63En de hogepriester verscheurende zijn 51klederen, zeide: Wat hebben wij nog getuigen van node?

51Gr. rokken.

64Gij hebt de godslastering gehoord: wat dunkt ulieden? En zij allen veroordeelden Hem des doods schuldig te zijn.

65En sommigen begonnen Hem te bespuwen, en Zijn aangezicht te bedekken, en hmet vuisten te slaan, en tot Hem te zeggen: Profeteer.
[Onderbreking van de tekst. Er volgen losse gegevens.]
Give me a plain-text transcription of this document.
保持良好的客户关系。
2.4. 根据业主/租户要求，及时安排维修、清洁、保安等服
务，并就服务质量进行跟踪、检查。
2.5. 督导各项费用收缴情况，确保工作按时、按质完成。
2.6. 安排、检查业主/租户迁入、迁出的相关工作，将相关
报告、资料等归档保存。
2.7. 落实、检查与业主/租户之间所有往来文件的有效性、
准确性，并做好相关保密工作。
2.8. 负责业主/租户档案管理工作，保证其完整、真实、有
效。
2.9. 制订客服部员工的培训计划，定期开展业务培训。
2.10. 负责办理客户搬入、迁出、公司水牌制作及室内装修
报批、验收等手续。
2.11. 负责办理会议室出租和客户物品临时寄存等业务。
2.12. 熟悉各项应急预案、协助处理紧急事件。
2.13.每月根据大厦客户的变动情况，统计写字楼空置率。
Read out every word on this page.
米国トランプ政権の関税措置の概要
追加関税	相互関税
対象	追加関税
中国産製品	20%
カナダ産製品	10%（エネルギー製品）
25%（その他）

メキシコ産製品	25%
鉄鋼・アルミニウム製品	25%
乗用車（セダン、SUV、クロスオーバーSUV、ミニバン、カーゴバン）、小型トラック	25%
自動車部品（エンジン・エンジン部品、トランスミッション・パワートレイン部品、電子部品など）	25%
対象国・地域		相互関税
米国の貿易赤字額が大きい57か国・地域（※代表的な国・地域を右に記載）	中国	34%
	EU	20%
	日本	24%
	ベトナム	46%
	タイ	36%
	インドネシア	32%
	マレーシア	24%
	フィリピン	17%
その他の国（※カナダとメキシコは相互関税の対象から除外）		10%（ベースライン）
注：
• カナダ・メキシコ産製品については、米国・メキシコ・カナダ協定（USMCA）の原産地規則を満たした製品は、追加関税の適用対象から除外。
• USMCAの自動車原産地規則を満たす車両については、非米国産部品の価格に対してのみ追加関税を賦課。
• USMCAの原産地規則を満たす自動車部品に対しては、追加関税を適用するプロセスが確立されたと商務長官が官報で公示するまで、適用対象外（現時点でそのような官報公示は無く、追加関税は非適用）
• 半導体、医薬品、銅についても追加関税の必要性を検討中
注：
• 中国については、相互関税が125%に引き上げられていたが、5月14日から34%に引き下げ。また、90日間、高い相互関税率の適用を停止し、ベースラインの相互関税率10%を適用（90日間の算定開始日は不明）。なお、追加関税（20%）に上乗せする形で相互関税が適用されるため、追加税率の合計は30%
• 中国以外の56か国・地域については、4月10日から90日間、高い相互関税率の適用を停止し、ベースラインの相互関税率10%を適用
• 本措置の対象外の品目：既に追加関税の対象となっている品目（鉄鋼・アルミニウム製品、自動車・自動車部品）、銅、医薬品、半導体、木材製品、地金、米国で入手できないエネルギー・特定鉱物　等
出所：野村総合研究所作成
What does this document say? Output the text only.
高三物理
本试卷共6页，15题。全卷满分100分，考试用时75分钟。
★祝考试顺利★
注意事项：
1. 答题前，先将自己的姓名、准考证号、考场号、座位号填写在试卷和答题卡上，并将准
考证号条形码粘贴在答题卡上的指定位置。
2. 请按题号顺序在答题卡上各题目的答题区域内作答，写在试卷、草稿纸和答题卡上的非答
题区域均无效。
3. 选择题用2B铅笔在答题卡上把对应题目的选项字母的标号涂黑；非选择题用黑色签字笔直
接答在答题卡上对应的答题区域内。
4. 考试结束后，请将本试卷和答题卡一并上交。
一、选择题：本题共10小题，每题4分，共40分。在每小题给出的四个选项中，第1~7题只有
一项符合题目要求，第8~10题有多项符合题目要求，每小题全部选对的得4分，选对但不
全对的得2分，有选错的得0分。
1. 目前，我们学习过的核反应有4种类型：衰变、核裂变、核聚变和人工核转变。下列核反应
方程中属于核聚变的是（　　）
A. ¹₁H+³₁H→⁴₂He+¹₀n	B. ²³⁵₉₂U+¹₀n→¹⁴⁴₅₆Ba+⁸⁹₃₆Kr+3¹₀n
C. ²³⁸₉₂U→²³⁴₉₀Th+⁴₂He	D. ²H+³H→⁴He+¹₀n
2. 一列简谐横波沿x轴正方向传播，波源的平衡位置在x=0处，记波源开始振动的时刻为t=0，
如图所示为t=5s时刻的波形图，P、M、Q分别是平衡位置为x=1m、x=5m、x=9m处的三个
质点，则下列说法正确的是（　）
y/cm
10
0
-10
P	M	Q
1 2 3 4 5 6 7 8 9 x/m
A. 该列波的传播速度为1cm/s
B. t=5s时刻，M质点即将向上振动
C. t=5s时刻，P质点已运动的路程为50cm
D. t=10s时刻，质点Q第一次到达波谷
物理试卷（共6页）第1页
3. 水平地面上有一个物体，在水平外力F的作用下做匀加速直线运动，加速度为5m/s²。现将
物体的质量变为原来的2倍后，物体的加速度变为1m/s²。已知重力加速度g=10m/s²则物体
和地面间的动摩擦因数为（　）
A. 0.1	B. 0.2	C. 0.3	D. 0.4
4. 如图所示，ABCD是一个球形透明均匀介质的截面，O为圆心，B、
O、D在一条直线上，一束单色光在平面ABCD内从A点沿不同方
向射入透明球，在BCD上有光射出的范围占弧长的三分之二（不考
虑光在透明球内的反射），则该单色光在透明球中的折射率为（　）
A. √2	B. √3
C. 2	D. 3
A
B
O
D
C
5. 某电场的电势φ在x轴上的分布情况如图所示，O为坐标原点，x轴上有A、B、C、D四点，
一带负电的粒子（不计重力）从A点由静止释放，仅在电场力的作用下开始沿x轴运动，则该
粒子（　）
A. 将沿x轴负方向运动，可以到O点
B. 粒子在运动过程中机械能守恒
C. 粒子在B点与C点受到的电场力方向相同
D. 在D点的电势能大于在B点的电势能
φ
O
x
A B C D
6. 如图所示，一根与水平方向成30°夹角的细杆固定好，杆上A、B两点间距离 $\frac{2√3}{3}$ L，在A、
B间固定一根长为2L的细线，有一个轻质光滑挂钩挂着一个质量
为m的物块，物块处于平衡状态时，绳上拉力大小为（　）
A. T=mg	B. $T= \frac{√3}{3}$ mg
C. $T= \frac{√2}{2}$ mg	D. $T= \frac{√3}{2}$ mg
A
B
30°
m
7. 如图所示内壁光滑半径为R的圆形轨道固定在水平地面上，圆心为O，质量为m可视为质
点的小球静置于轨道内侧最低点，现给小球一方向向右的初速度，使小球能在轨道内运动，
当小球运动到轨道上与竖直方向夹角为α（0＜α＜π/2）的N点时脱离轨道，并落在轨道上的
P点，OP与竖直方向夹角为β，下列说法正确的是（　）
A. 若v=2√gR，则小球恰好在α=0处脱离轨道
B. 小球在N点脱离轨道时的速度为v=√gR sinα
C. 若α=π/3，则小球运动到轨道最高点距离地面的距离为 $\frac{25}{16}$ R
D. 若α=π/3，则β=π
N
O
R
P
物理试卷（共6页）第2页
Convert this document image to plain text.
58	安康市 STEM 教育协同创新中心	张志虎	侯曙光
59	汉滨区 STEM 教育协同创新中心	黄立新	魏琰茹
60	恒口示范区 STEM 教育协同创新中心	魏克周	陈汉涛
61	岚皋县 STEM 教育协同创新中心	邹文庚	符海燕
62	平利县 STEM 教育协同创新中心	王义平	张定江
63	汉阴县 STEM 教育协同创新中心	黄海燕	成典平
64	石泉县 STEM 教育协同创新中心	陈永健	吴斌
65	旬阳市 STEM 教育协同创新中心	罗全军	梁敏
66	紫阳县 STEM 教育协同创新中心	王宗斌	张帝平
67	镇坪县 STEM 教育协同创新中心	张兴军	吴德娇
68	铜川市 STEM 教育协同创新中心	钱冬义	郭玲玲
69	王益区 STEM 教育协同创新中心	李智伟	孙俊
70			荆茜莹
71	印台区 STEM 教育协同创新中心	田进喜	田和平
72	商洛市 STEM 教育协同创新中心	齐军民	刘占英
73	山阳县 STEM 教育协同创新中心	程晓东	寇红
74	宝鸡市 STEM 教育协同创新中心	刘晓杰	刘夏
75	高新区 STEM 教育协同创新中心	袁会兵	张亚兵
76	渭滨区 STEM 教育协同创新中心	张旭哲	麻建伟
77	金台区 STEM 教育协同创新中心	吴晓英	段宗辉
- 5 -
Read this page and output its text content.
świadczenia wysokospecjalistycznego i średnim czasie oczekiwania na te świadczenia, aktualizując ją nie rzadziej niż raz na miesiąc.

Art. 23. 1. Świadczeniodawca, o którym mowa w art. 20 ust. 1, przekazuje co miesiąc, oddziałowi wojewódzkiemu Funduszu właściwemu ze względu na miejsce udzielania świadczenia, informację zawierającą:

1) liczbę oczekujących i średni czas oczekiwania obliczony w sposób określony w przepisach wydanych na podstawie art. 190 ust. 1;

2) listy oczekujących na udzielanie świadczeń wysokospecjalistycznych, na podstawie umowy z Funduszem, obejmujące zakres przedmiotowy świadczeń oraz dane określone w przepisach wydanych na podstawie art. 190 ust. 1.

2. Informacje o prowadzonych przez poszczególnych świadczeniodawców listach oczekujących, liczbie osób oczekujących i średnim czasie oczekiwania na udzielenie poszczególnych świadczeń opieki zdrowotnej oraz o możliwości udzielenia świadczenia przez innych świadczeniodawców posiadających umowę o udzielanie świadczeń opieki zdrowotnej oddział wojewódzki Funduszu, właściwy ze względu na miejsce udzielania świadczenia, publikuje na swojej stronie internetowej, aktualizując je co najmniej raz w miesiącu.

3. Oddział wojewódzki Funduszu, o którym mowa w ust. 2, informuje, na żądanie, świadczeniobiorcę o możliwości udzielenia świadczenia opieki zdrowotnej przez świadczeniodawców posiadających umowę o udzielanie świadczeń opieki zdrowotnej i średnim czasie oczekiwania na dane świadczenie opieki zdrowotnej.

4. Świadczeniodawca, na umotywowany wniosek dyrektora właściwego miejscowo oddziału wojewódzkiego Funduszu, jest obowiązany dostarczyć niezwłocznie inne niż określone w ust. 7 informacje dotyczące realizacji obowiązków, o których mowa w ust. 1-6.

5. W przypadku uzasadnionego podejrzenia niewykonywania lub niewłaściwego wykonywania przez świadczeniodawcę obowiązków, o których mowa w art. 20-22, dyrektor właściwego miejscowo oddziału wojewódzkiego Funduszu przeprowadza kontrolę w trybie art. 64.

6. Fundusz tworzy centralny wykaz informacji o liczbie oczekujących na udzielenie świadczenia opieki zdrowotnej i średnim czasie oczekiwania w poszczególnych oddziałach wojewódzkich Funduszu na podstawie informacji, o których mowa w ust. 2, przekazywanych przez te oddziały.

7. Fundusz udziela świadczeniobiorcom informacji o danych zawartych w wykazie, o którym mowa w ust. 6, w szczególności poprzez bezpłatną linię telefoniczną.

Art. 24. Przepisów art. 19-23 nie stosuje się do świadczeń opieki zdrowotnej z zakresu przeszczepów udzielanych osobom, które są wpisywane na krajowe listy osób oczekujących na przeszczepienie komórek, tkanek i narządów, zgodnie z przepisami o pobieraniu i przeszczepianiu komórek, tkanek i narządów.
En de dienaars 52gaven Hem kinnebakslagen.

52Of: sloegen Hem met stokken of garden.

h Job 16:10. Jes. 50:6. Joh. 19:3.

Jezus door Petrus verloochend

66iEn als Petrus beneden in de zaal was, kwam een van de dienstmaagden des hogepriesters;

i Matth. 26:58, 69. Luk. 22:55. Joh. 18:16, 17.

67En ziende Petrus zich warmende, zag zij hem aan en zeide: Ook gij waart 53met Jezus den Nazaréner.

53Namelijk als een van Zijn discipelen.

68Maar hij heeft het geloochend, zeggende: Ik ken Hem niet, en ik weet niet wat gij zegt. En hij ging buiten in de 54voorzaal, en de haan 55kraaide.

54Of: portaal.

55Namelijk voor de eerste maal, gelijk blijkt vers 72.

69kEn de dienstmaagd hem 56wederom ziende, begon te zeggen tot degenen die daarbij stonden: Deze is een van die.

56Namelijk omtrent een uur daarna. Zie Luk. 22:59.

k Matth. 26:71. Luk. 22:58. Joh. 18:25.

70Maar hij loochende het wederom. En een weinig daarna, 57die daarbij stonden, zeiden wederom tot Petrus: Waarlijk, gij zijt een van die; want gij zijt ook een Galileeër en uw spraak 58gelijkt.

57Namelijk een dienaar des hogepriesters, die maagschap was van dengene dien Petrus het oor afgehouwen had. Zie Joh. 18:26.

58Dat is, komt met hun spraak overeen.

71En hij begon zichzelven te vervloeken en te zweren: Ik ken dezen Mens niet, Dien gij zegt.

72En de haan kraaide de tweede maal; en Petrus werd indachtig het woord hetwelk Jezus tot hem gezegd had: lEer de haan tweemaal gekraaid zal hebben, zult gij Mij driemaal verloochenen. En hij 59zich vandaar makende, weende.

59Gr. werpende, namelijk zichzelven in of door of onder, namelijk het volk. Of: aanvangende, uitbarstende, namelijk tot schreien.

l Matth. 26:34, 75. Luk. 22:61. Joh. 13:38; 18:27.